Specifically, the server may divide the target video clip into at least two to-be-processed video clips based on a unit time length, which may be 1/M (m+.2) of the analysis time length threshold value, to divide the target video clip into at least two to-be-processed clips of equal time length. The preset weight is a weight preset by the system for each fragment to be processed. As can be appreciated, since the target video segment is a set of all the images to be identified from the identification of the image to be identified which is determined to be the falling action to the analysis duration threshold, the more the timestamp of the target identification image in the target video segment is backward, the higher the duration of the time when the falling person falls in the painful state is indicated, so the server can divide the target video segment into at least two segments to be processed according to the unit duration, and configure each segment to be processed with a corresponding preset weight, so that the preset weight corresponding to the segment to be processed after the time is greater than the preset weight corresponding to the segment to be processed before the time, thereby ensuring the objectivity and accuracy of the subsequent analysis processing.

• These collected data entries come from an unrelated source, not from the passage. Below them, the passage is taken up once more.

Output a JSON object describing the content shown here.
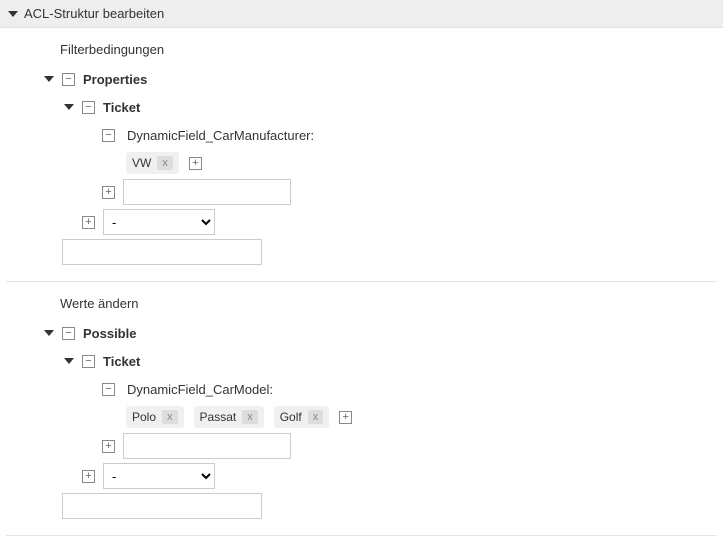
{
  "header": {
    "title": "ACL-Struktur bearbeiten"
  },
  "filter": {
    "heading": "Filterbedingungen",
    "properties_label": "Properties",
    "ticket_label": "Ticket",
    "field_label": "DynamicField_CarManufacturer:",
    "tags": {
      "t0": "VW"
    },
    "select_placeholder": "-"
  },
  "change": {
    "heading": "Werte ändern",
    "possible_label": "Possible",
    "ticket_label": "Ticket",
    "field_label": "DynamicField_CarModel:",
    "tags": {
      "t0": "Polo",
      "t1": "Passat",
      "t2": "Golf"
    },
    "select_placeholder": "-"
  },
  "tag_remove": "x"
}
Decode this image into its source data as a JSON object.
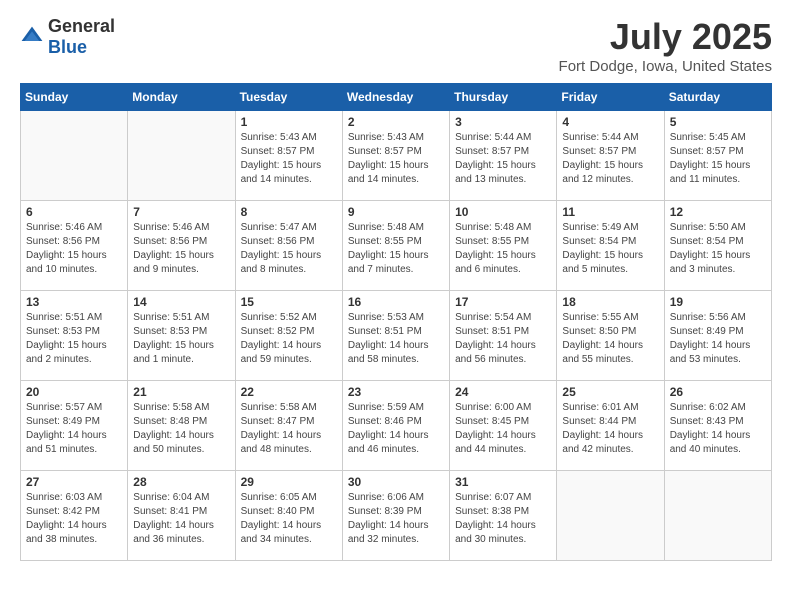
{
  "logo": {
    "text_general": "General",
    "text_blue": "Blue"
  },
  "title": "July 2025",
  "subtitle": "Fort Dodge, Iowa, United States",
  "days_of_week": [
    "Sunday",
    "Monday",
    "Tuesday",
    "Wednesday",
    "Thursday",
    "Friday",
    "Saturday"
  ],
  "weeks": [
    [
      {
        "day": "",
        "sunrise": "",
        "sunset": "",
        "daylight": ""
      },
      {
        "day": "",
        "sunrise": "",
        "sunset": "",
        "daylight": ""
      },
      {
        "day": "1",
        "sunrise": "Sunrise: 5:43 AM",
        "sunset": "Sunset: 8:57 PM",
        "daylight": "Daylight: 15 hours and 14 minutes."
      },
      {
        "day": "2",
        "sunrise": "Sunrise: 5:43 AM",
        "sunset": "Sunset: 8:57 PM",
        "daylight": "Daylight: 15 hours and 14 minutes."
      },
      {
        "day": "3",
        "sunrise": "Sunrise: 5:44 AM",
        "sunset": "Sunset: 8:57 PM",
        "daylight": "Daylight: 15 hours and 13 minutes."
      },
      {
        "day": "4",
        "sunrise": "Sunrise: 5:44 AM",
        "sunset": "Sunset: 8:57 PM",
        "daylight": "Daylight: 15 hours and 12 minutes."
      },
      {
        "day": "5",
        "sunrise": "Sunrise: 5:45 AM",
        "sunset": "Sunset: 8:57 PM",
        "daylight": "Daylight: 15 hours and 11 minutes."
      }
    ],
    [
      {
        "day": "6",
        "sunrise": "Sunrise: 5:46 AM",
        "sunset": "Sunset: 8:56 PM",
        "daylight": "Daylight: 15 hours and 10 minutes."
      },
      {
        "day": "7",
        "sunrise": "Sunrise: 5:46 AM",
        "sunset": "Sunset: 8:56 PM",
        "daylight": "Daylight: 15 hours and 9 minutes."
      },
      {
        "day": "8",
        "sunrise": "Sunrise: 5:47 AM",
        "sunset": "Sunset: 8:56 PM",
        "daylight": "Daylight: 15 hours and 8 minutes."
      },
      {
        "day": "9",
        "sunrise": "Sunrise: 5:48 AM",
        "sunset": "Sunset: 8:55 PM",
        "daylight": "Daylight: 15 hours and 7 minutes."
      },
      {
        "day": "10",
        "sunrise": "Sunrise: 5:48 AM",
        "sunset": "Sunset: 8:55 PM",
        "daylight": "Daylight: 15 hours and 6 minutes."
      },
      {
        "day": "11",
        "sunrise": "Sunrise: 5:49 AM",
        "sunset": "Sunset: 8:54 PM",
        "daylight": "Daylight: 15 hours and 5 minutes."
      },
      {
        "day": "12",
        "sunrise": "Sunrise: 5:50 AM",
        "sunset": "Sunset: 8:54 PM",
        "daylight": "Daylight: 15 hours and 3 minutes."
      }
    ],
    [
      {
        "day": "13",
        "sunrise": "Sunrise: 5:51 AM",
        "sunset": "Sunset: 8:53 PM",
        "daylight": "Daylight: 15 hours and 2 minutes."
      },
      {
        "day": "14",
        "sunrise": "Sunrise: 5:51 AM",
        "sunset": "Sunset: 8:53 PM",
        "daylight": "Daylight: 15 hours and 1 minute."
      },
      {
        "day": "15",
        "sunrise": "Sunrise: 5:52 AM",
        "sunset": "Sunset: 8:52 PM",
        "daylight": "Daylight: 14 hours and 59 minutes."
      },
      {
        "day": "16",
        "sunrise": "Sunrise: 5:53 AM",
        "sunset": "Sunset: 8:51 PM",
        "daylight": "Daylight: 14 hours and 58 minutes."
      },
      {
        "day": "17",
        "sunrise": "Sunrise: 5:54 AM",
        "sunset": "Sunset: 8:51 PM",
        "daylight": "Daylight: 14 hours and 56 minutes."
      },
      {
        "day": "18",
        "sunrise": "Sunrise: 5:55 AM",
        "sunset": "Sunset: 8:50 PM",
        "daylight": "Daylight: 14 hours and 55 minutes."
      },
      {
        "day": "19",
        "sunrise": "Sunrise: 5:56 AM",
        "sunset": "Sunset: 8:49 PM",
        "daylight": "Daylight: 14 hours and 53 minutes."
      }
    ],
    [
      {
        "day": "20",
        "sunrise": "Sunrise: 5:57 AM",
        "sunset": "Sunset: 8:49 PM",
        "daylight": "Daylight: 14 hours and 51 minutes."
      },
      {
        "day": "21",
        "sunrise": "Sunrise: 5:58 AM",
        "sunset": "Sunset: 8:48 PM",
        "daylight": "Daylight: 14 hours and 50 minutes."
      },
      {
        "day": "22",
        "sunrise": "Sunrise: 5:58 AM",
        "sunset": "Sunset: 8:47 PM",
        "daylight": "Daylight: 14 hours and 48 minutes."
      },
      {
        "day": "23",
        "sunrise": "Sunrise: 5:59 AM",
        "sunset": "Sunset: 8:46 PM",
        "daylight": "Daylight: 14 hours and 46 minutes."
      },
      {
        "day": "24",
        "sunrise": "Sunrise: 6:00 AM",
        "sunset": "Sunset: 8:45 PM",
        "daylight": "Daylight: 14 hours and 44 minutes."
      },
      {
        "day": "25",
        "sunrise": "Sunrise: 6:01 AM",
        "sunset": "Sunset: 8:44 PM",
        "daylight": "Daylight: 14 hours and 42 minutes."
      },
      {
        "day": "26",
        "sunrise": "Sunrise: 6:02 AM",
        "sunset": "Sunset: 8:43 PM",
        "daylight": "Daylight: 14 hours and 40 minutes."
      }
    ],
    [
      {
        "day": "27",
        "sunrise": "Sunrise: 6:03 AM",
        "sunset": "Sunset: 8:42 PM",
        "daylight": "Daylight: 14 hours and 38 minutes."
      },
      {
        "day": "28",
        "sunrise": "Sunrise: 6:04 AM",
        "sunset": "Sunset: 8:41 PM",
        "daylight": "Daylight: 14 hours and 36 minutes."
      },
      {
        "day": "29",
        "sunrise": "Sunrise: 6:05 AM",
        "sunset": "Sunset: 8:40 PM",
        "daylight": "Daylight: 14 hours and 34 minutes."
      },
      {
        "day": "30",
        "sunrise": "Sunrise: 6:06 AM",
        "sunset": "Sunset: 8:39 PM",
        "daylight": "Daylight: 14 hours and 32 minutes."
      },
      {
        "day": "31",
        "sunrise": "Sunrise: 6:07 AM",
        "sunset": "Sunset: 8:38 PM",
        "daylight": "Daylight: 14 hours and 30 minutes."
      },
      {
        "day": "",
        "sunrise": "",
        "sunset": "",
        "daylight": ""
      },
      {
        "day": "",
        "sunrise": "",
        "sunset": "",
        "daylight": ""
      }
    ]
  ]
}
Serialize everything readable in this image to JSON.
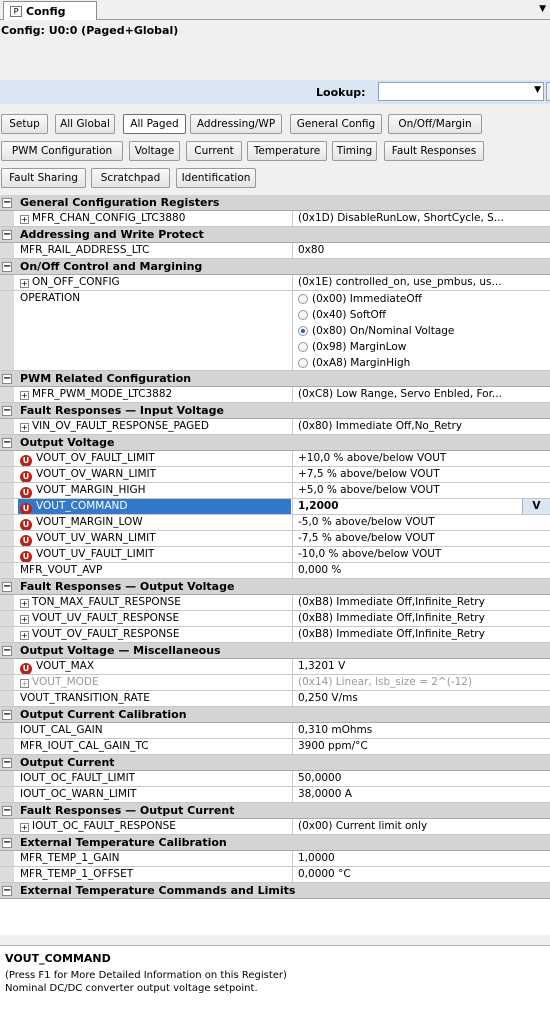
{
  "tab": {
    "icon": "P",
    "label": "Config"
  },
  "subtitle": "Config: U0:0 (Paged+Global)",
  "lookup": {
    "label": "Lookup:",
    "value": ""
  },
  "buttons": [
    [
      "Setup",
      "All Global",
      "All Paged",
      "Addressing/WP",
      "General Config",
      "On/Off/Margin"
    ],
    [
      "PWM Configuration",
      "Voltage",
      "Current",
      "Temperature",
      "Timing",
      "Fault Responses"
    ],
    [
      "Fault Sharing",
      "Scratchpad",
      "Identification"
    ]
  ],
  "active_button": "All Paged",
  "grid": [
    {
      "cat": "General Configuration Registers"
    },
    {
      "name": "MFR_CHAN_CONFIG_LTC3880",
      "val": "(0x1D) DisableRunLow, ShortCycle, S...",
      "icon": "expand"
    },
    {
      "cat": "Addressing and Write Protect"
    },
    {
      "name": "MFR_RAIL_ADDRESS_LTC",
      "val": "0x80"
    },
    {
      "cat": "On/Off Control and Margining"
    },
    {
      "name": "ON_OFF_CONFIG",
      "val": "(0x1E) controlled_on, use_pmbus, us...",
      "icon": "expand"
    },
    {
      "name": "OPERATION",
      "options": [
        {
          "label": "(0x00) ImmediateOff",
          "selected": false
        },
        {
          "label": "(0x40) SoftOff",
          "selected": false
        },
        {
          "label": "(0x80) On/Nominal Voltage",
          "selected": true
        },
        {
          "label": "(0x98) MarginLow",
          "selected": false
        },
        {
          "label": "(0xA8) MarginHigh",
          "selected": false
        }
      ]
    },
    {
      "cat": "PWM Related Configuration"
    },
    {
      "name": "MFR_PWM_MODE_LTC3882",
      "val": "(0xC8) Low Range, Servo Enbled, For...",
      "icon": "expand"
    },
    {
      "cat": "Fault Responses — Input Voltage"
    },
    {
      "name": "VIN_OV_FAULT_RESPONSE_PAGED",
      "val": "(0x80) Immediate Off,No_Retry",
      "icon": "expand"
    },
    {
      "cat": "Output Voltage"
    },
    {
      "name": "VOUT_OV_FAULT_LIMIT",
      "val": "+10,0 % above/below VOUT",
      "icon": "u"
    },
    {
      "name": "VOUT_OV_WARN_LIMIT",
      "val": "+7,5 % above/below VOUT",
      "icon": "u"
    },
    {
      "name": "VOUT_MARGIN_HIGH",
      "val": "+5,0 % above/below VOUT",
      "icon": "u"
    },
    {
      "name": "VOUT_COMMAND",
      "val": "1,2000",
      "icon": "u",
      "selected": true,
      "btn": "V"
    },
    {
      "name": "VOUT_MARGIN_LOW",
      "val": "-5,0 % above/below VOUT",
      "icon": "u"
    },
    {
      "name": "VOUT_UV_WARN_LIMIT",
      "val": "-7,5 % above/below VOUT",
      "icon": "u"
    },
    {
      "name": "VOUT_UV_FAULT_LIMIT",
      "val": "-10,0 % above/below VOUT",
      "icon": "u"
    },
    {
      "name": "MFR_VOUT_AVP",
      "val": "0,000 %"
    },
    {
      "cat": "Fault Responses — Output Voltage"
    },
    {
      "name": "TON_MAX_FAULT_RESPONSE",
      "val": "(0xB8) Immediate Off,Infinite_Retry",
      "icon": "expand"
    },
    {
      "name": "VOUT_UV_FAULT_RESPONSE",
      "val": "(0xB8) Immediate Off,Infinite_Retry",
      "icon": "expand"
    },
    {
      "name": "VOUT_OV_FAULT_RESPONSE",
      "val": "(0xB8) Immediate Off,Infinite_Retry",
      "icon": "expand"
    },
    {
      "cat": "Output Voltage — Miscellaneous"
    },
    {
      "name": "VOUT_MAX",
      "val": "1,3201 V",
      "icon": "u"
    },
    {
      "name": "VOUT_MODE",
      "val": "(0x14) Linear, lsb_size = 2^(-12)",
      "icon": "expand",
      "dim": true
    },
    {
      "name": "VOUT_TRANSITION_RATE",
      "val": "0,250 V/ms"
    },
    {
      "cat": "Output Current Calibration"
    },
    {
      "name": "IOUT_CAL_GAIN",
      "val": "0,310 mOhms"
    },
    {
      "name": "MFR_IOUT_CAL_GAIN_TC",
      "val": "3900 ppm/°C"
    },
    {
      "cat": "Output Current"
    },
    {
      "name": "IOUT_OC_FAULT_LIMIT",
      "val": "50,0000"
    },
    {
      "name": "IOUT_OC_WARN_LIMIT",
      "val": "38,0000 A"
    },
    {
      "cat": "Fault Responses — Output Current"
    },
    {
      "name": "IOUT_OC_FAULT_RESPONSE",
      "val": "(0x00) Current limit only",
      "icon": "expand"
    },
    {
      "cat": "External Temperature Calibration"
    },
    {
      "name": "MFR_TEMP_1_GAIN",
      "val": "1,0000"
    },
    {
      "name": "MFR_TEMP_1_OFFSET",
      "val": "0,0000 °C"
    },
    {
      "cat": "External Temperature Commands and Limits"
    }
  ],
  "footer": {
    "title": "VOUT_COMMAND",
    "line1": "(Press F1 for More Detailed Information on this Register)",
    "line2": "Nominal DC/DC converter output voltage setpoint."
  }
}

S602: and acquiring the target scores corresponding to the fragments to be processed based on the number of images corresponding to all the target identification images and the number of images corresponding to all the images to be identified in each fragment to be processed.

Specifically, the server employsThe formula obtains the target scores corresponding to the fragments to be processed for the number of images corresponding to all target identification images and the number of images corresponding to all the images to be identified in each fragment to be processed; wherein P is a target score corresponding to a certain fragment to be processed, A is the number of images corresponding to all target identification images in a certain fragment to be processed, B is the number of images corresponding to all the images to be identified in a certain fragment to be processed, and K is a constant for normalizing the target score to a specific numerical value interval.

S603: and carrying out weighting treatment on preset weights and target scores corresponding to at least two fragments to be treated, and obtaining fall score values corresponding to the target video fragments.

Specifically, the server employsThe formula carries out weighting treatment on preset weights and target scores corresponding to at least two fragments to be treated, and obtains fall-down score values corresponding to the target video fragments; wherein S is the tumble score value corresponding to the target video segment, P _i For the target score corresponding to the ith fragment to be processed, W _i The preset weight corresponding to the ith to-be-processed segment is j, which is the number of all to-be-processed segments in the target video segmentAmount of the components.

S604: inquiring a falling degree comparison table based on the falling score value, and acquiring the falling severity degree corresponding to the target video segment.

The falling degree comparison table is a comparison table preset by the system and used for reflecting the falling severity degree and the corresponding scoring range. Specifically, after acquiring the fall score value corresponding to the target video segment, the server determines a score range corresponding to the fall score value according to the fall score value, and determines the fall severity corresponding to the score range as the fall severity of the target video segment, thereby achieving the purpose of quickly determining the fall severity.

In the method for detecting and processing the tumbling behaviors, a target video segment is divided into at least two segments to be processed, each segment to be processed corresponds to a preset weight, then the number of images of target identification images in a certain segment to be processed and the number of images of the images to be identified are counted, corresponding target scores are determined, and weighting calculation is carried out by using the preset weights and the target scores to obtain the tumbling scores corresponding to the target video segment, so that the tumbling scores are objective and accurate; by using the fall score value to query the fall degree comparison table, the fall severity corresponding to the target video segment can be rapidly obtained, and the analysis efficiency of the fall severity is improved.

Further, when analyzing the severity of the fall corresponding to the target video segment, weighting the preset weights and the target scores corresponding to at least two segments to be processed, and then extracting the target face image from the target video segment after obtaining the fall score corresponding to the target video segment (the implementation process is consistent with step S701), detecting the target face image by using a pre-trained age detection model to obtain the predicted age corresponding to the fall, querying an age score table based on the predicted age, obtaining an age constant corresponding to the predicted age, and updating the fall score corresponding to the target video segment by using the product of the fall score multiplied by the age constant, so that the fall score can consider the age state of the fall, thereby facilitating the subsequent better analysis of the severity of the fall corresponding to the target video segment. For example, the age constant may be set within a range of 0-2, such as an age constant corresponding to an age median (e.g., 40 years) may be set to 1; the greater the age, the greater the value thereof, which indicates that the age has a greater effect on the severity of the fall of the person, whereas the lesser the age, the lesser the value thereof, which indicates that the age has a lesser effect on the severity of the fall of the person. For example, young children typically do not fall with serious consequences, while elderly people fall with serious fractures or other risks. The age detection model can adopt a model for predicting age, which is obtained by training positive and negative samples carrying age labels by CNN or other networks.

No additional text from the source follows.